SOUTH SAN FRANCISCO (Reuters) - A Presbyterian court, in a case with implications for dozens of congregations exiting a denomination divided over homosexuality, convened on Thursday to decide if a California parish may break away with property worth millions of dollars.

Testimony began before the Synod of the Pacific, consisting of ministers and church elders from throughout the West, on a case stemming from a decision by the Community Presbyterian Church of Danville, an affluent San Francisco suburb, to join a more conservative denomination.

A San Francisco-area church governing body agreed in 2010 to allow the Danville congregation to keep real estate that had been appraised at nearly $14 million after its parishioners voted to split from the mainline Presbyterian Church U.S.A.

Critics of the move, however, have argued that the regional governing body lacked authority to approve the property transfer.

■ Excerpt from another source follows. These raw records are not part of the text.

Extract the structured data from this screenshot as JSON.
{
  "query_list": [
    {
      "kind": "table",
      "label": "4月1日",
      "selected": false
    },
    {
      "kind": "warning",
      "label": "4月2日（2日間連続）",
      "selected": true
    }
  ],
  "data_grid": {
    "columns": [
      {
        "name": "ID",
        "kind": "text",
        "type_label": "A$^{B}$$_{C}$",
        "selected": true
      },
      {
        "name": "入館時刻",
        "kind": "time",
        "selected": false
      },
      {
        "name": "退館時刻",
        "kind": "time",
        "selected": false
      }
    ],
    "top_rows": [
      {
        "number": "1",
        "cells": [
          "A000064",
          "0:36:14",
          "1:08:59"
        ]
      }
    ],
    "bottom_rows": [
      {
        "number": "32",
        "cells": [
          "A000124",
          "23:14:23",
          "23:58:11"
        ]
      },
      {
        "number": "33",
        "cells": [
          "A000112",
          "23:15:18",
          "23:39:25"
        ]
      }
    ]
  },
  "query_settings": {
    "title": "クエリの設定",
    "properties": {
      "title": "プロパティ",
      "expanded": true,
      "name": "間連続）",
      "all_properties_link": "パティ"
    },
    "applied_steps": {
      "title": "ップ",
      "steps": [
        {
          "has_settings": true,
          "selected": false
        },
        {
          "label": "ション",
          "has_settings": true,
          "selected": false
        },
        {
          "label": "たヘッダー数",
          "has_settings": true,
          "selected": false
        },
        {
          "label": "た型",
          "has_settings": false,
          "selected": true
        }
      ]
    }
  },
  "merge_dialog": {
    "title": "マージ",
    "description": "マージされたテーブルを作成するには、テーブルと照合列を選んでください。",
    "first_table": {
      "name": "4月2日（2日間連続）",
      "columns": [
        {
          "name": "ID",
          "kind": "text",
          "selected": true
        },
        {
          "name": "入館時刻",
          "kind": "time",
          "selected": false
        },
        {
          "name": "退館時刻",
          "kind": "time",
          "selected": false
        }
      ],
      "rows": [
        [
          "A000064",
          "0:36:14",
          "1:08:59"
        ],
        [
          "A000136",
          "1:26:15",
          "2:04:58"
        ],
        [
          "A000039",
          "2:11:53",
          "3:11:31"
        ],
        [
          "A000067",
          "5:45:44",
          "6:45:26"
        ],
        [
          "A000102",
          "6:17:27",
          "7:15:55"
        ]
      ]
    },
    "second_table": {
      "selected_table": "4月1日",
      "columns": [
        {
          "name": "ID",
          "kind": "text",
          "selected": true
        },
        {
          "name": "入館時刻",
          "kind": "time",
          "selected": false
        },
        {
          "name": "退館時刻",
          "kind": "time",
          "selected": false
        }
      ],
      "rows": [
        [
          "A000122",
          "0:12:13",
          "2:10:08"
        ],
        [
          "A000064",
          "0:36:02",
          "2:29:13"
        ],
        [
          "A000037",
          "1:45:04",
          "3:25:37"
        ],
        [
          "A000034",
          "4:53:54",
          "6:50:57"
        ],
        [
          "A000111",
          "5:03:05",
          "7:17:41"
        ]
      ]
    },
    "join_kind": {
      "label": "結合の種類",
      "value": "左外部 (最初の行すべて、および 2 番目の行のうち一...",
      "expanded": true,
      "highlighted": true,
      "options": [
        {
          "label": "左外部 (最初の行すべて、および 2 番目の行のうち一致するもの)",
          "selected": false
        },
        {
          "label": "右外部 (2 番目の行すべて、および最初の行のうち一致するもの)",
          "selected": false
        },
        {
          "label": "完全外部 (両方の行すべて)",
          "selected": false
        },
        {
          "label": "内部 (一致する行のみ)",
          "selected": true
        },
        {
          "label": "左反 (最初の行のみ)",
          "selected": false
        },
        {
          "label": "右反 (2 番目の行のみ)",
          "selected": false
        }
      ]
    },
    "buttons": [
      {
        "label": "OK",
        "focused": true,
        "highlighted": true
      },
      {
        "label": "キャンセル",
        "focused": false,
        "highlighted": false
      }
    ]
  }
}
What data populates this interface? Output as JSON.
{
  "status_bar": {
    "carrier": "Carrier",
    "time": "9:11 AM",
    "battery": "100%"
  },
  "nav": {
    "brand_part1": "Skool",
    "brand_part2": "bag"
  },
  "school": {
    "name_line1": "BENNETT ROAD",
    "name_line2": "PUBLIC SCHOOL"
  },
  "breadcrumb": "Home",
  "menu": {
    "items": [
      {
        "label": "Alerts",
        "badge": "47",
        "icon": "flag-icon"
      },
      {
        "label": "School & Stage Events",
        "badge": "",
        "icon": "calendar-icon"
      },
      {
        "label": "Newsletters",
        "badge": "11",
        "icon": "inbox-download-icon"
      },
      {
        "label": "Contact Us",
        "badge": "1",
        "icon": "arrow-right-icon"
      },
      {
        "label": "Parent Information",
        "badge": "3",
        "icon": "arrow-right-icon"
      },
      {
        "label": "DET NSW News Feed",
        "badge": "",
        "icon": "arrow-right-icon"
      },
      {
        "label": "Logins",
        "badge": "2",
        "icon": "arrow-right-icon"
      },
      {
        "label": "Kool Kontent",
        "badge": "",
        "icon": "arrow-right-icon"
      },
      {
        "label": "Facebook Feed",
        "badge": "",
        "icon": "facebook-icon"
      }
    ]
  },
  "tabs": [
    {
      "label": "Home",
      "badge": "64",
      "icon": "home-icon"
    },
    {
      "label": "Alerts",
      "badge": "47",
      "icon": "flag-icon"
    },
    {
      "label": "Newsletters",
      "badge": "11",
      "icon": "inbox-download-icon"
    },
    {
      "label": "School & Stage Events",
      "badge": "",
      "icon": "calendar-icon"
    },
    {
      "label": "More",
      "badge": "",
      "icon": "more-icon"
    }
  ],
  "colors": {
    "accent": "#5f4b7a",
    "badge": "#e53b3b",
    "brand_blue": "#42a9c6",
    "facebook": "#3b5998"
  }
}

"We are here today because we believe the Presbytery of San Francisco has made an unauthorized gift of property," Joan Blackstone, a retired lawyer and church elder who represents opponents of the property transfer, said in opening statements.

Thursday's trial highlights deep divisions within the parent church and its 2 million members, as well as other mainstream Protestant denominations, over the ordination of gay clergy and blessing of same-sex unions.

Although it does not allow ministers to perform same-sex marriages, the Presbyterian Church allows its ministers to bless gay unions.

The synod's trial, held in a hotel banquet room near the San Francisco Airport, will decide whether the presbytery properly used the church's so-called "gracious-dismissal" policy to allow the Danville parish to leave with its buildings and more than 7 acres of land held in trust for the Presbyterian Church U.S.A.

The committee of local ministers "considered, prayed about it and decided the buildings should continue to be used by the Danville congregation as they continue to do God's work," the Rev. Joan Huff, a San Francisco minister who represents the presbytery, told the tribunal. "Grace is not always fair. Grace cannot be monetized. It cannot be bought, earned or won."

"It if could, it would cease to be grace," she said.

Blackstone urged the 10 commissioners hearing the case to consider the impact of their decision on church groups throughout the nation struggling with how to divide property.

OPENED CLERGY TO HOMOSEXUALS

The Presbyterian Church U.S.A. formally opened the ranks of its clergy to homosexuals last spring in a move that triggered a schism, prompting some opposed to gay clergy to form a new denomination, the Evangelical Covenant Order of Presbyterians.

The Presbyterian Church's pension board further alienated some conservative congregants this month by approving benefits for same-gender partners and their children starting next year.

Upset over differences in biblical interpretation of social issues, including questions of gay life and abortion, the Danville congregation began separating from the parent church in 2010.

They want to join yet another offshoot denomination, the Evangelical Presbyterian Church. That church believes "unrepentant homosexual behavior is incompatible with the ordination vows."

"This case is going to establish a precedent of sorts in the minds of people in this denomination," Blackstone said in her opening trial statement. "It's going to be considered by congregations as they request to be dismissed."

The Kentucky-based denomination has endured other splits in its history, including schisms over slavery and the ordination of women. But the Rev. Gradye Parsons, the highest-ranking official in the church general assembly, said some congregations that have left the fold during the past 20 years have rejoined.

"I think it's sad that people are leaving," he said. "I see it more as a separation than a divorce and hope someday we can be reconciled."

The Danville church, founded in 1865, consists of about 1,800 members.

The Rev. Scott Farmer, the church's senior pastor, served on a task force charged with writing the "gracious-dismissal" policy, Blackstone said. She questioned whether Farmer had a conflict of interest when the Danville church was the first to ask to be dismissed under the policy.

Farmer could not be reached for comment.

A website for the Presbyterian Lay Committee, a conservative advocacy group, listed 35 congregations that had started the process of separating from the denomination since July. The First Presbyterian Church in Colorado Springs, with more than 4,000 members, is the largest to take part in the exodus.